Berikut ini contoh oleh-oleh khas Banjarmasin yang sangat direkomendasikan untuk dibawa pulang.
1. Amplang Ikan
Amplang ikan adalah makanan bercita rasa gurih khas Banjarmasin yang dibuat dari ikan tengiri. Camilan ini sangat terkenal sebagai makanan khas daerah.
Anda bisa menemukan amplang ikan ini di pusat oleh-oleh kota Banjarmasin. Daya tahannya lumayan panjang, yakni mampu bertahan hingga 2 minggu dalam keadaan tertutup.
Sekilas amplang ikan mirip dengan kerupuk, namun bentuknya lonjong panjang-panjang dan ringan. Teksturnya juga renyah seperti kerupuk sehingga rentan melempem.
Sebaiknya amplang ikan disimpan dalam wadah kedap udara, seperti kaleng atau plastik agar tidak mudah melempem.
2. Rabuk Ikan
Rabuk ikan adalah kudapan asal Banjarmasin yang dibuat dari ikan haruan yang hanya bisa ditemukan di Sungai Barito.

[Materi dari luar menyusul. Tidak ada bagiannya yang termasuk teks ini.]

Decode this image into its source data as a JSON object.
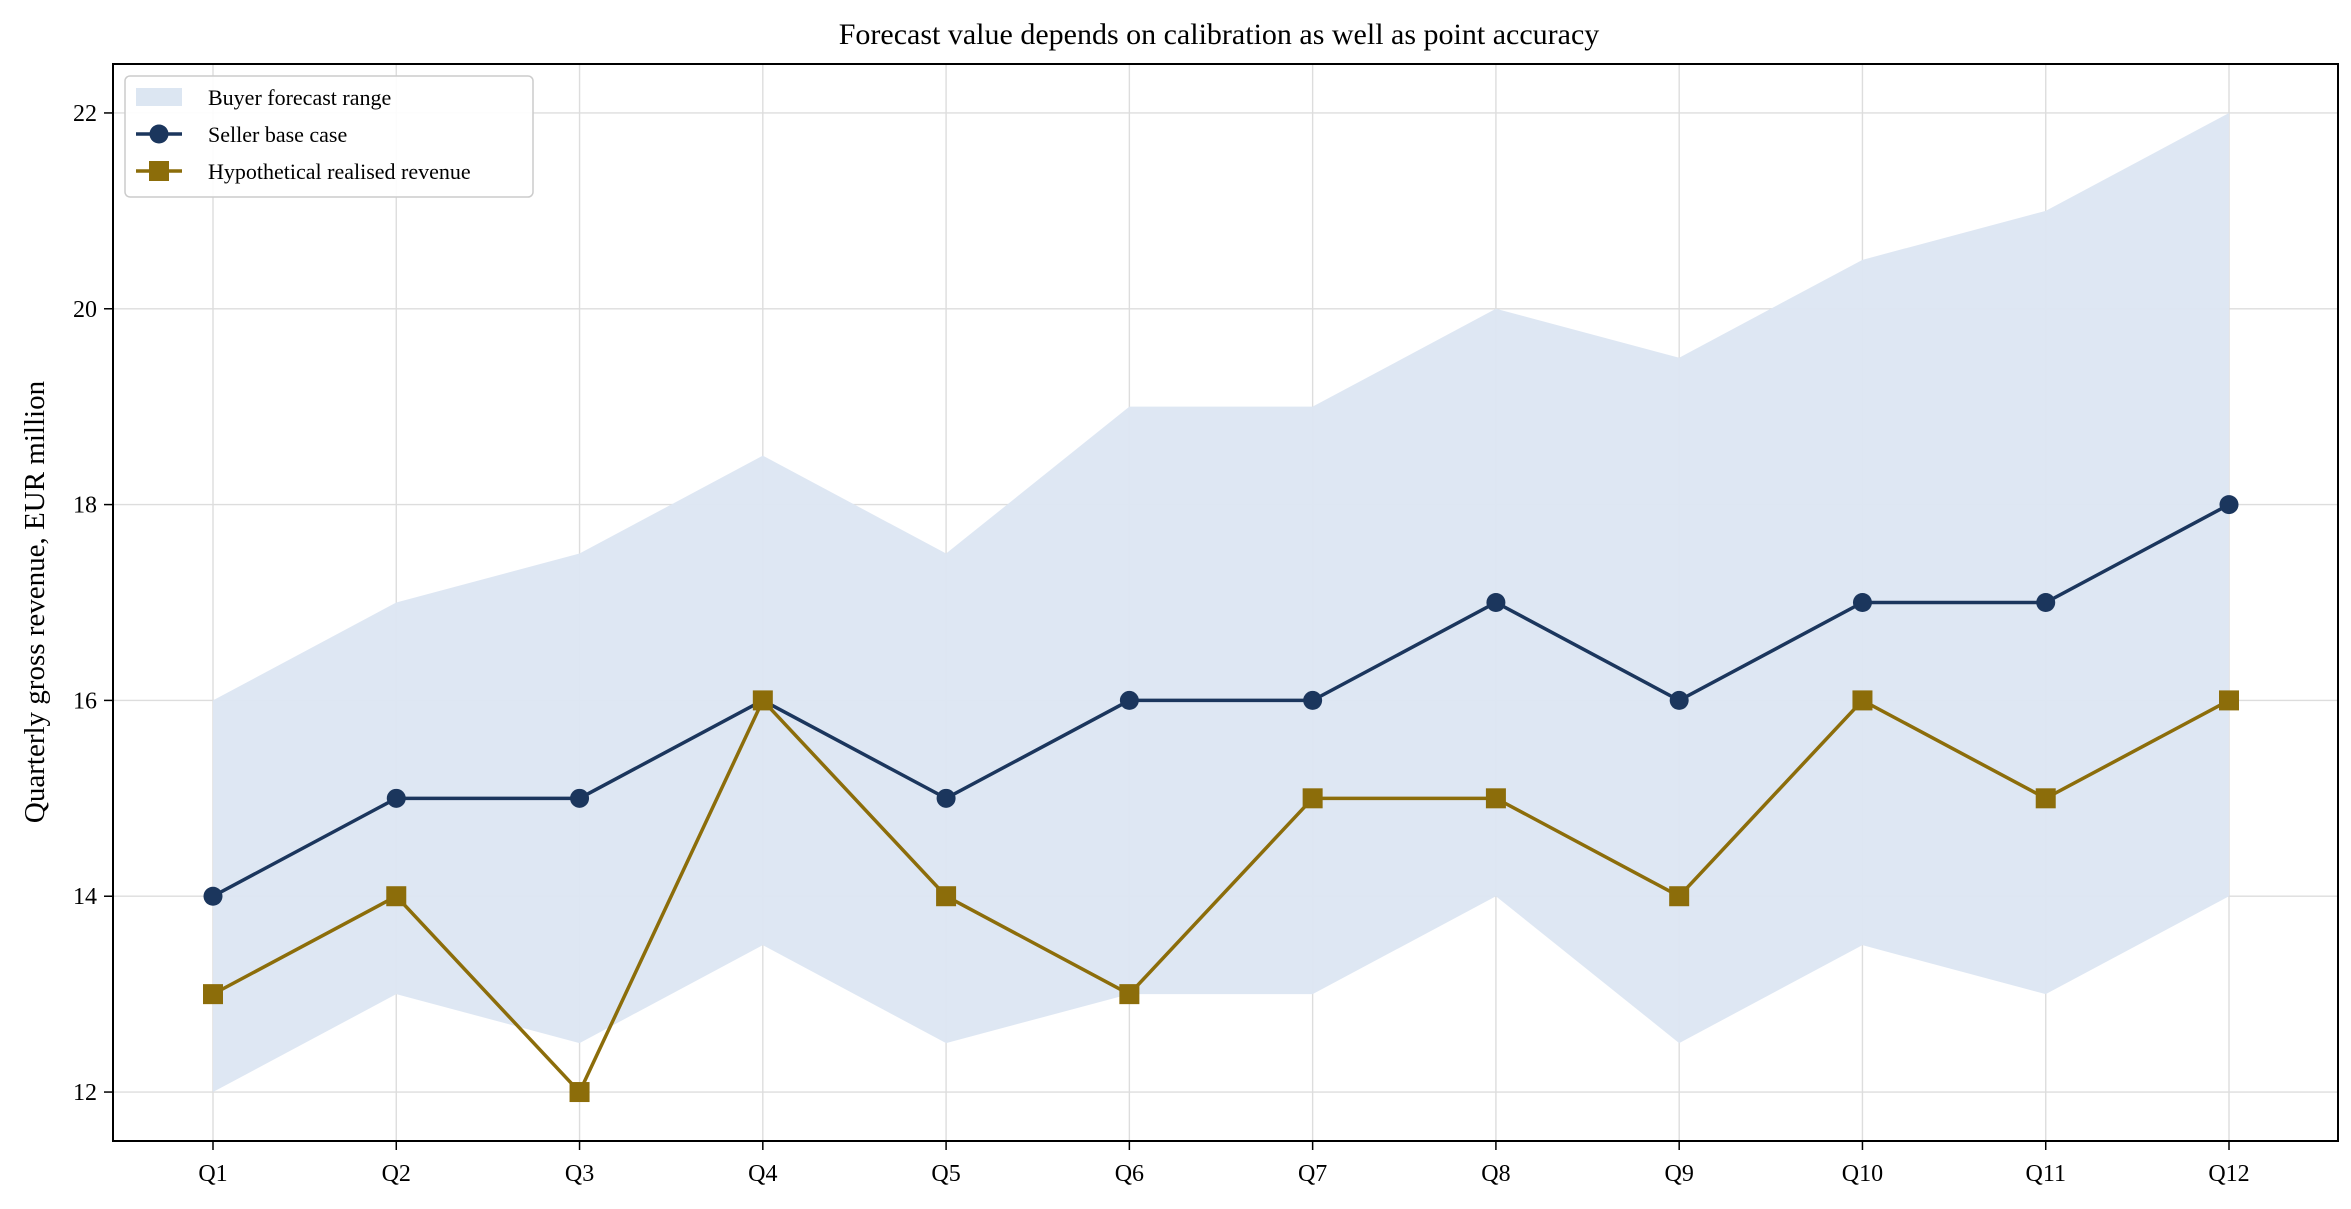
{
  "chart_data": {
    "type": "line",
    "title": "Forecast value depends on calibration as well as point accuracy",
    "xlabel": "",
    "ylabel": "Quarterly gross revenue, EUR million",
    "categories": [
      "Q1",
      "Q2",
      "Q3",
      "Q4",
      "Q5",
      "Q6",
      "Q7",
      "Q8",
      "Q9",
      "Q10",
      "Q11",
      "Q12"
    ],
    "ylim": [
      11.5,
      22.5
    ],
    "yticks": [
      12,
      14,
      16,
      18,
      20,
      22
    ],
    "grid": true,
    "legend_position": "top-left",
    "band": {
      "name": "Buyer forecast range",
      "lower": [
        12,
        13,
        12.5,
        13.5,
        12.5,
        13,
        13,
        14,
        12.5,
        13.5,
        13,
        14
      ],
      "upper": [
        16,
        17,
        17.5,
        18.5,
        17.5,
        19,
        19,
        20,
        19.5,
        20.5,
        21,
        22
      ],
      "color": "#dce6f2"
    },
    "series": [
      {
        "name": "Seller base case",
        "values": [
          14,
          15,
          15,
          16,
          15,
          16,
          16,
          17,
          16,
          17,
          17,
          18
        ],
        "color": "#1b365d",
        "marker": "circle"
      },
      {
        "name": "Hypothetical realised revenue",
        "values": [
          13,
          14,
          12,
          16,
          14,
          13,
          15,
          15,
          14,
          16,
          15,
          16
        ],
        "color": "#8c6d0a",
        "marker": "square"
      }
    ]
  }
}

Itulah mengapa camilan ini sangat khas. Sebab, rasa ikan haruan berbeda dengan ikan-ikan lainnya.
Meskipun ikan haruan adalah ikan beracun, namun dengan pengolahan makanan yang tepat oleh ahlinya, racun tersebut bisa dinetralisir dan tidak berbahaya untuk orang yang mengonsumsinya.

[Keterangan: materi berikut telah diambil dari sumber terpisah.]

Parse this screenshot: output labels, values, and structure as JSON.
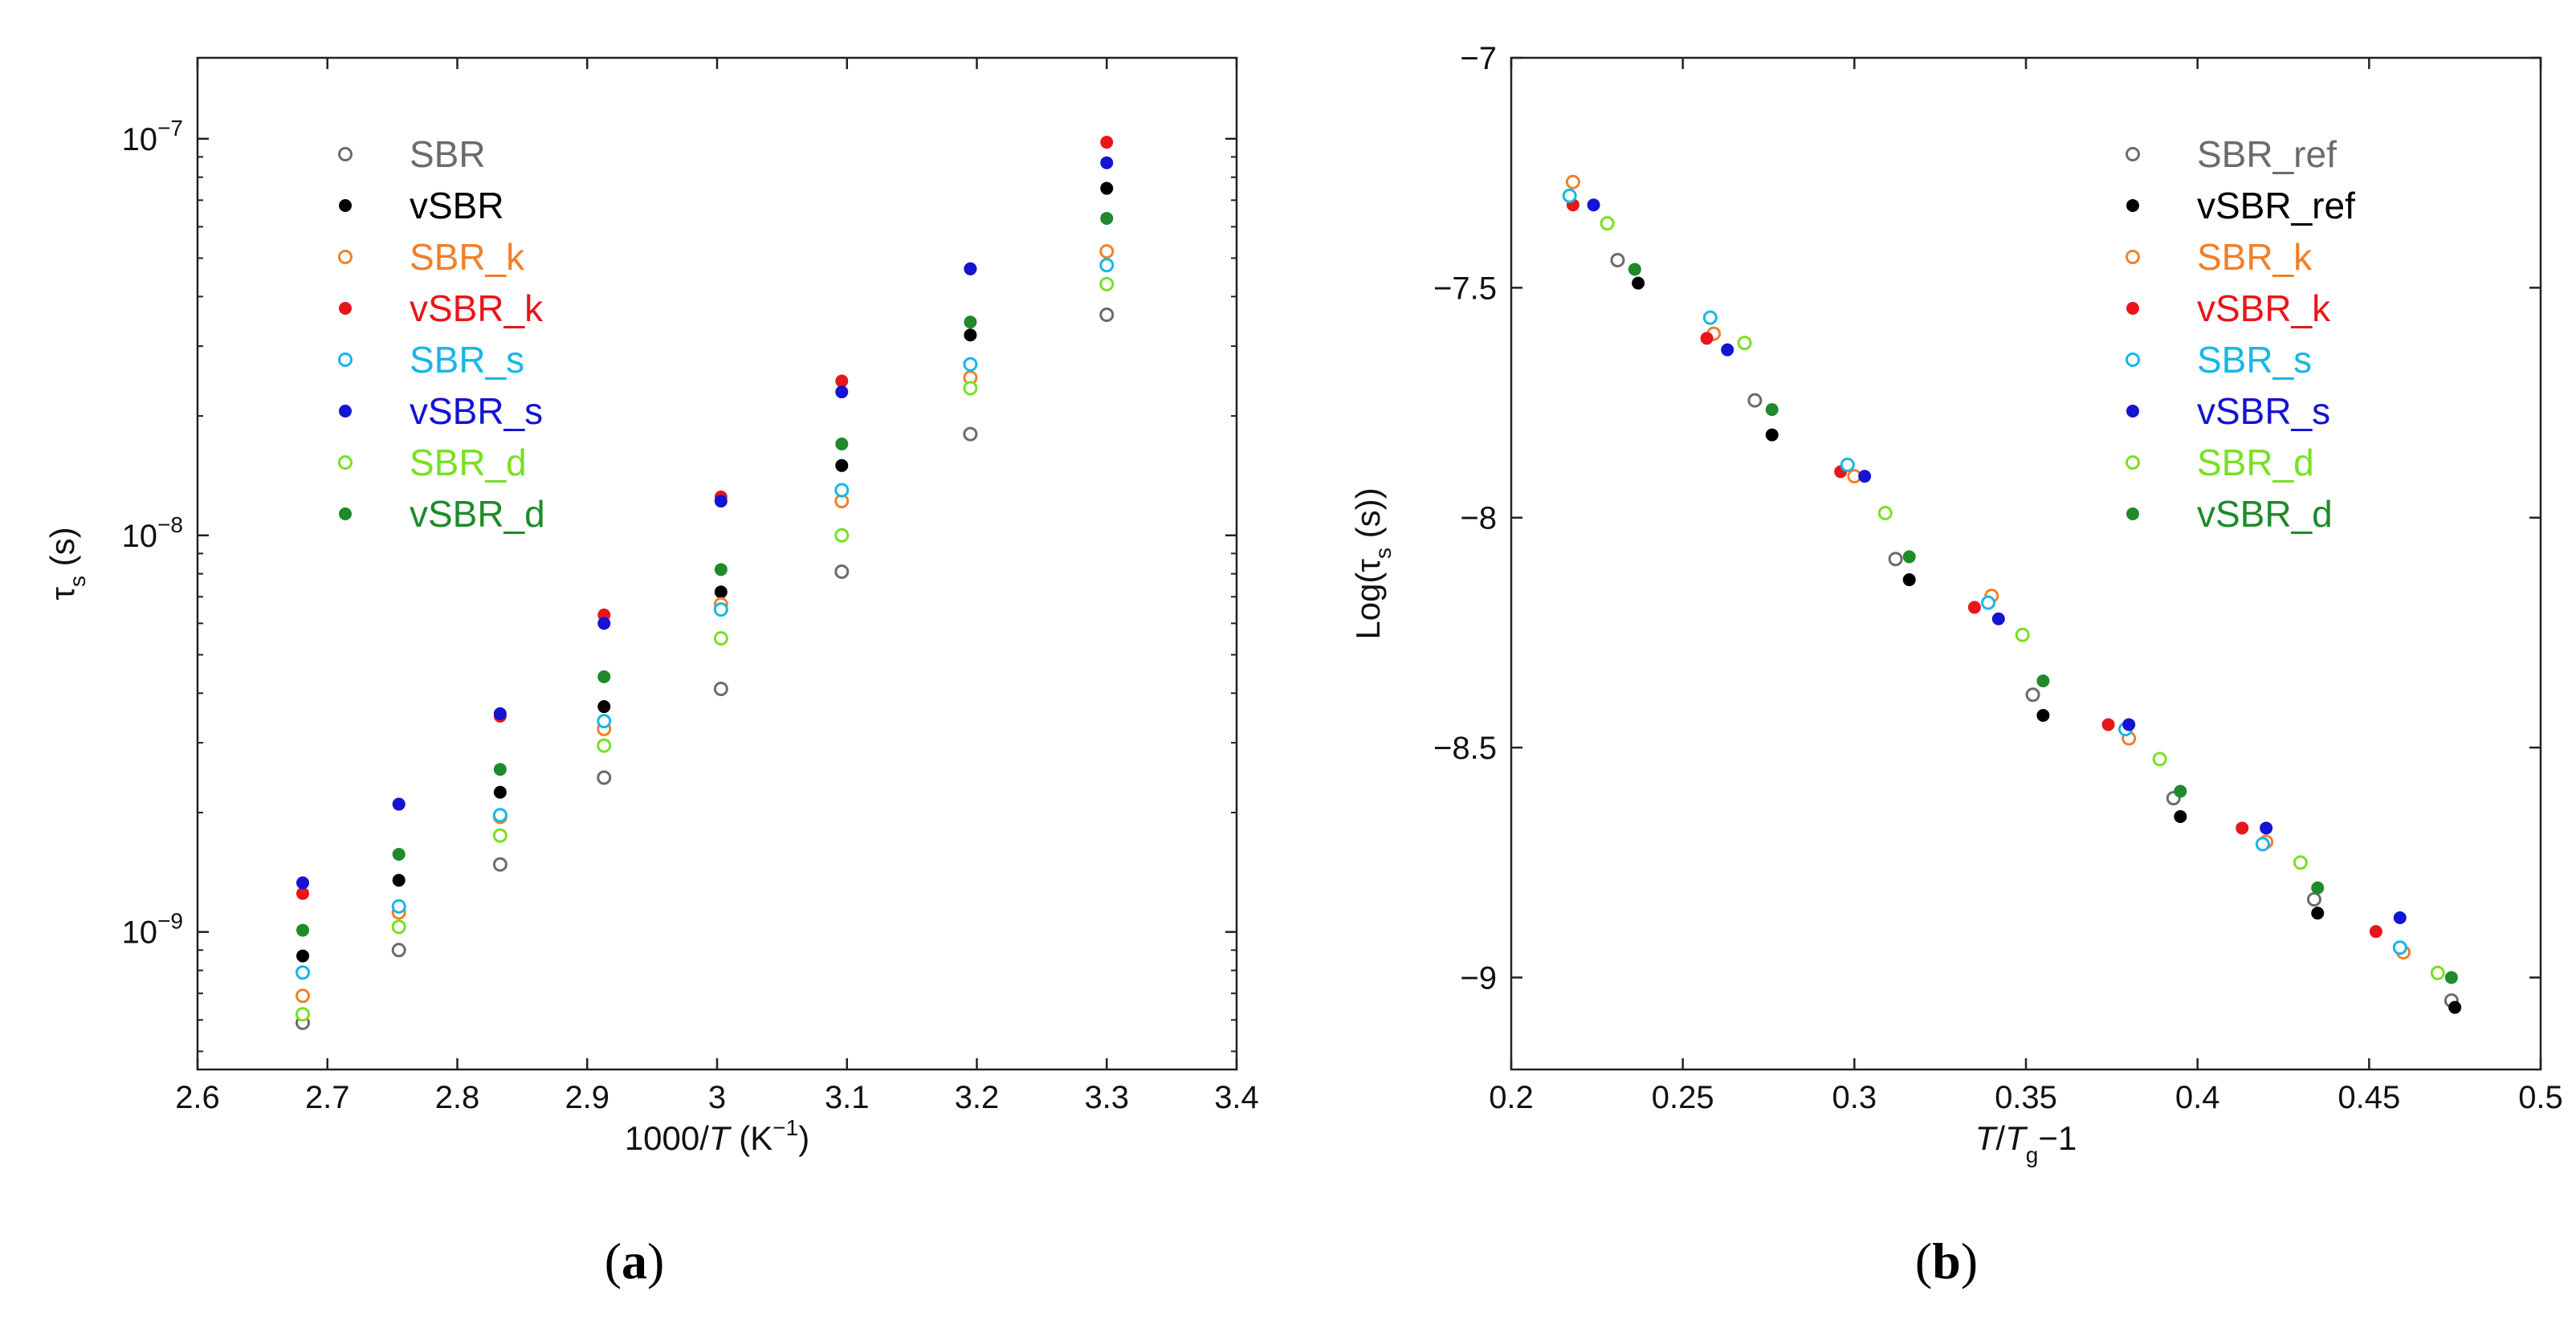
{
  "chart_data": [
    {
      "type": "scatter",
      "panel_label": "(a)",
      "panel_letter": "a",
      "xlabel_pre": "1000/",
      "xlabel_italic": "T",
      "xlabel_post": " (K",
      "xlabel_sup": "−1",
      "xlabel_close": ")",
      "ylabel_main": "τ",
      "ylabel_sub": "s",
      "ylabel_post": " (s)",
      "xlim": [
        2.6,
        3.4
      ],
      "ylim": [
        4.5e-10,
        1.6e-07
      ],
      "yscale": "log",
      "xticks": [
        {
          "value": 2.6,
          "label": "2.6"
        },
        {
          "value": 2.7,
          "label": "2.7"
        },
        {
          "value": 2.8,
          "label": "2.8"
        },
        {
          "value": 2.9,
          "label": "2.9"
        },
        {
          "value": 3.0,
          "label": "3"
        },
        {
          "value": 3.1,
          "label": "3.1"
        },
        {
          "value": 3.2,
          "label": "3.2"
        },
        {
          "value": 3.3,
          "label": "3.3"
        },
        {
          "value": 3.4,
          "label": "3.4"
        }
      ],
      "yticks": [
        {
          "value": 1e-09,
          "base": "10",
          "exp": "−9"
        },
        {
          "value": 1e-08,
          "base": "10",
          "exp": "−8"
        },
        {
          "value": 1e-07,
          "base": "10",
          "exp": "−7"
        }
      ],
      "legend_position": "top-left",
      "x": [
        2.681,
        2.755,
        2.833,
        2.913,
        3.003,
        3.096,
        3.195,
        3.3
      ],
      "series": [
        {
          "name": "SBR",
          "color": "#6b6b6b",
          "marker": "open",
          "values": [
            5.9e-10,
            9e-10,
            1.48e-09,
            2.45e-09,
            4.1e-09,
            8.1e-09,
            1.8e-08,
            3.6e-08
          ]
        },
        {
          "name": "vSBR",
          "color": "#000000",
          "marker": "filled",
          "values": [
            8.7e-10,
            1.35e-09,
            2.25e-09,
            3.7e-09,
            7.2e-09,
            1.5e-08,
            3.2e-08,
            7.5e-08
          ]
        },
        {
          "name": "SBR_k",
          "color": "#f0802a",
          "marker": "open",
          "values": [
            6.9e-10,
            1.12e-09,
            1.95e-09,
            3.25e-09,
            6.7e-09,
            1.22e-08,
            2.5e-08,
            5.2e-08
          ]
        },
        {
          "name": "vSBR_k",
          "color": "#e8161b",
          "marker": "filled",
          "values": [
            1.25e-09,
            2.1e-09,
            3.5e-09,
            6.3e-09,
            1.25e-08,
            2.45e-08,
            4.7e-08,
            9.8e-08
          ]
        },
        {
          "name": "SBR_s",
          "color": "#18b6e8",
          "marker": "open",
          "values": [
            7.9e-10,
            1.16e-09,
            1.97e-09,
            3.4e-09,
            6.5e-09,
            1.3e-08,
            2.7e-08,
            4.8e-08
          ]
        },
        {
          "name": "vSBR_s",
          "color": "#1414d2",
          "marker": "filled",
          "values": [
            1.33e-09,
            2.1e-09,
            3.55e-09,
            6e-09,
            1.22e-08,
            2.3e-08,
            4.7e-08,
            8.7e-08
          ]
        },
        {
          "name": "SBR_d",
          "color": "#78e024",
          "marker": "open",
          "values": [
            6.2e-10,
            1.03e-09,
            1.75e-09,
            2.95e-09,
            5.5e-09,
            1e-08,
            2.35e-08,
            4.3e-08
          ]
        },
        {
          "name": "vSBR_d",
          "color": "#1e8a2a",
          "marker": "filled",
          "values": [
            1.01e-09,
            1.57e-09,
            2.57e-09,
            4.4e-09,
            8.2e-09,
            1.7e-08,
            3.45e-08,
            6.3e-08
          ]
        }
      ]
    },
    {
      "type": "scatter",
      "panel_label": "(b)",
      "panel_letter": "b",
      "xlabel_italic1": "T",
      "xlabel_slash": "/",
      "xlabel_italic2": "T",
      "xlabel_sub": "g",
      "xlabel_post": "−1",
      "ylabel_pre": "Log(τ",
      "ylabel_sub": "s",
      "ylabel_post": " (s))",
      "xlim": [
        0.2,
        0.5
      ],
      "ylim": [
        -9.2,
        -7.0
      ],
      "yscale": "linear",
      "xticks": [
        {
          "value": 0.2,
          "label": "0.2"
        },
        {
          "value": 0.25,
          "label": "0.25"
        },
        {
          "value": 0.3,
          "label": "0.3"
        },
        {
          "value": 0.35,
          "label": "0.35"
        },
        {
          "value": 0.4,
          "label": "0.4"
        },
        {
          "value": 0.45,
          "label": "0.45"
        },
        {
          "value": 0.5,
          "label": "0.5"
        }
      ],
      "yticks": [
        {
          "value": -7.0,
          "label": "−7"
        },
        {
          "value": -7.5,
          "label": "−7.5"
        },
        {
          "value": -8.0,
          "label": "−8"
        },
        {
          "value": -8.5,
          "label": "−8.5"
        },
        {
          "value": -9.0,
          "label": "−9"
        }
      ],
      "legend_position": "top-right",
      "series": [
        {
          "name": "SBR_ref",
          "color": "#6b6b6b",
          "marker": "open",
          "points": [
            [
              0.231,
              -7.44
            ],
            [
              0.271,
              -7.745
            ],
            [
              0.312,
              -8.09
            ],
            [
              0.352,
              -8.385
            ],
            [
              0.393,
              -8.61
            ],
            [
              0.434,
              -8.83
            ],
            [
              0.474,
              -9.05
            ]
          ]
        },
        {
          "name": "vSBR_ref",
          "color": "#000000",
          "marker": "filled",
          "points": [
            [
              0.237,
              -7.49
            ],
            [
              0.276,
              -7.82
            ],
            [
              0.316,
              -8.135
            ],
            [
              0.355,
              -8.43
            ],
            [
              0.395,
              -8.65
            ],
            [
              0.435,
              -8.86
            ],
            [
              0.475,
              -9.065
            ]
          ]
        },
        {
          "name": "SBR_k",
          "color": "#f0802a",
          "marker": "open",
          "points": [
            [
              0.218,
              -7.27
            ],
            [
              0.259,
              -7.6
            ],
            [
              0.3,
              -7.91
            ],
            [
              0.34,
              -8.17
            ],
            [
              0.38,
              -8.48
            ],
            [
              0.42,
              -8.705
            ],
            [
              0.46,
              -8.945
            ]
          ]
        },
        {
          "name": "vSBR_k",
          "color": "#e8161b",
          "marker": "filled",
          "points": [
            [
              0.218,
              -7.32
            ],
            [
              0.257,
              -7.61
            ],
            [
              0.296,
              -7.9
            ],
            [
              0.335,
              -8.195
            ],
            [
              0.374,
              -8.45
            ],
            [
              0.413,
              -8.675
            ],
            [
              0.452,
              -8.9
            ]
          ]
        },
        {
          "name": "SBR_s",
          "color": "#18b6e8",
          "marker": "open",
          "points": [
            [
              0.217,
              -7.3
            ],
            [
              0.258,
              -7.565
            ],
            [
              0.298,
              -7.885
            ],
            [
              0.339,
              -8.185
            ],
            [
              0.379,
              -8.46
            ],
            [
              0.419,
              -8.71
            ],
            [
              0.459,
              -8.935
            ]
          ]
        },
        {
          "name": "vSBR_s",
          "color": "#1414d2",
          "marker": "filled",
          "points": [
            [
              0.224,
              -7.32
            ],
            [
              0.263,
              -7.635
            ],
            [
              0.303,
              -7.91
            ],
            [
              0.342,
              -8.22
            ],
            [
              0.38,
              -8.45
            ],
            [
              0.42,
              -8.675
            ],
            [
              0.459,
              -8.87
            ]
          ]
        },
        {
          "name": "SBR_d",
          "color": "#78e024",
          "marker": "open",
          "points": [
            [
              0.228,
              -7.36
            ],
            [
              0.268,
              -7.62
            ],
            [
              0.309,
              -7.99
            ],
            [
              0.349,
              -8.255
            ],
            [
              0.389,
              -8.525
            ],
            [
              0.43,
              -8.75
            ],
            [
              0.47,
              -8.99
            ]
          ]
        },
        {
          "name": "vSBR_d",
          "color": "#1e8a2a",
          "marker": "filled",
          "points": [
            [
              0.236,
              -7.46
            ],
            [
              0.276,
              -7.765
            ],
            [
              0.316,
              -8.085
            ],
            [
              0.355,
              -8.355
            ],
            [
              0.395,
              -8.595
            ],
            [
              0.435,
              -8.805
            ],
            [
              0.474,
              -9.0
            ]
          ]
        }
      ]
    }
  ]
}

Rabuk ikan menjadi oleh-oleh khas Banjarmasin paling diburu karena tidak semua orang bisa membuat camilan ini. Kebanyakan orang takut mengolah ikan haruan karena kandungan racun di dalamnya.
3. Mandau
Selain makanan, Banjarmasin memiliki cendera mata yang bisa dijadikan oleh-oleh berwujud senjata tradisional.
Senjata tradisional masyarakat Dayak yang mendiami Pulau Kalimantan Selatan ini bernama Mandau. Senjata tajam ini memiliki ukiran dan hiasan berupa manik-manik yang menggambarkan kekayaan budaya orang Banjarmasin.
Mandau bisa dijadikan pajangan di dinding rumah, sebagai alat yang dibawa saat acara parade kostum baju tradisional nusantara, hingga koleksi senjata di rumah Anda.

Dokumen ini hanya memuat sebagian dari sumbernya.